La classe moyenne qui avait subi de plein front l’artificialisation de la société avait progressivement régressé vers la prolétarisation et accomplissait désormais des travaux secondaires, obscurs voire carrément dégradants. Les sols comme l’intelligence : tout avait fini par être artificialisé. Il restait peu de choses avec lesquelles les mains ou les idées pouvaient créer de la beauté. Ah, comme on regrettait le temps où les offices de l’emploi affichaient des listes de métiers en pénurie ! Au moins, ça permettait de croire dans la permanence des choses et d’imaginer que les causes n’auraient jamais de conséquences : le paradis sur terre, pas moins ! Ce que la plupart des gens faisaient désormais, ce n’était plus d’exercer des métiers mais d’effectuer des tâches. Il fallait être drôlement fortiche pour résister à la lumpénisation rampante ou vachement cynique pour espérer tirer profit du désastre général.
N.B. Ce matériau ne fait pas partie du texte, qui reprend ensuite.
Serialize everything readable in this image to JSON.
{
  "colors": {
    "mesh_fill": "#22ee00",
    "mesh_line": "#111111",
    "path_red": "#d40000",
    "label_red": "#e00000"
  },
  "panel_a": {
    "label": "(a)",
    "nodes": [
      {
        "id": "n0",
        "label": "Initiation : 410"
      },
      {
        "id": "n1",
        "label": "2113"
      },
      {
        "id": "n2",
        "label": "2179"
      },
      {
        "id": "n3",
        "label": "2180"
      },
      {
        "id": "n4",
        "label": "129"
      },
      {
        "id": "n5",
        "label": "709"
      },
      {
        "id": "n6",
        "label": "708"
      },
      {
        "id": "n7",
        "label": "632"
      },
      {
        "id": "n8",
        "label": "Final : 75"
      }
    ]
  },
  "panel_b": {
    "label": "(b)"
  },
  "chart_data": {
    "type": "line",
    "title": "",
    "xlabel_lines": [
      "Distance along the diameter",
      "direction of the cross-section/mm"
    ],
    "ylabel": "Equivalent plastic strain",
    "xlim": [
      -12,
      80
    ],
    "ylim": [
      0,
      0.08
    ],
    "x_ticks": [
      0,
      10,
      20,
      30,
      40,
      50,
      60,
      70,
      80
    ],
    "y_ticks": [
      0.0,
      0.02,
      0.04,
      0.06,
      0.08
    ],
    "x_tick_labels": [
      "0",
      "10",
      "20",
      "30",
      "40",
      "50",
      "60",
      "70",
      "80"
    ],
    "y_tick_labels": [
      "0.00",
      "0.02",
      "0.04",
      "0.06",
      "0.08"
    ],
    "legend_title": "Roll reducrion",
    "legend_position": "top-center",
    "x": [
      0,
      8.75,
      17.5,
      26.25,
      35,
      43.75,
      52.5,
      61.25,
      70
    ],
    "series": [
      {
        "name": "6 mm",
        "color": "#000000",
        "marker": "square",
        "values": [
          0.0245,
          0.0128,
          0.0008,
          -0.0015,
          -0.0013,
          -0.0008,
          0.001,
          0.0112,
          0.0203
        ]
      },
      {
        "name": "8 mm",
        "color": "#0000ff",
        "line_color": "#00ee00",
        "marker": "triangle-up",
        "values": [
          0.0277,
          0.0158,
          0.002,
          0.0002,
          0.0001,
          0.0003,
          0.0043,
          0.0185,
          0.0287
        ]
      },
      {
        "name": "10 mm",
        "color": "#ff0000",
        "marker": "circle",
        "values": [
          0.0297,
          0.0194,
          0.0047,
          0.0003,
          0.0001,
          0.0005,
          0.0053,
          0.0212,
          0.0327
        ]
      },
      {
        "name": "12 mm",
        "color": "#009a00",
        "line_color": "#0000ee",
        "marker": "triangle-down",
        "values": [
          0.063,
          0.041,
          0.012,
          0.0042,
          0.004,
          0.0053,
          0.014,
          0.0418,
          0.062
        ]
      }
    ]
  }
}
L’entre-deux était devenu quasi impossible, il était globalement occupé par des technologies, largement robotisées, qui se substituaient non seulement à l’artisanat ou aux occupations manuelles mais remplaçaient aussi le travail intellectuel. Beaucoup de métiers avaient ainsi disparu et même des secteurs professionnels comme l’architecture, la médecine, la justice ou l’enseignement étaient largement concernés. Il restait malgré tout quelques rares poches où il était possible non seulement de vivre mais d’exister. On pouvait être comédiens, par exemple.

* * *

Mina avait fini de s’entretenir avec Nur. Les sacs étaient sur le dos. Le grand Tour reprenait sa route. Ce à quoi avaient mené les politiques de pénurisation qui s’étaient appuyées sur la diminution et la raréfaction effective des ressources et des moyens se marquait physiquement. Le visage des gens même avait changé, leur langage aussi. Il devenait compliqué d’être compris lorsque l’on s’exprimait, même les mots semblaient avoir été rationnés. Mo fit un signe en direction de la vallée. La sente qui y menait était étroite et pentue, figurant la parfaite allégorie de la situation dans laquelle nous nous trouvions. En bas, les hangars démesurés et les ateliers gigantesques d’une ancienne usine automobile étaient occupés par des troupes de gens qui s’y abritaient et débétonnaient à tout va des parkings devenus bien trop vastes. On allait pouvoir ressortir nos carnets. Et essayer de comprendre. Ils auraient sûrement beaucoup à nous dire et à nous apprendre. Et peut-être qu’ils la connaitraient, eux, la recette de la soupe aux cailloux.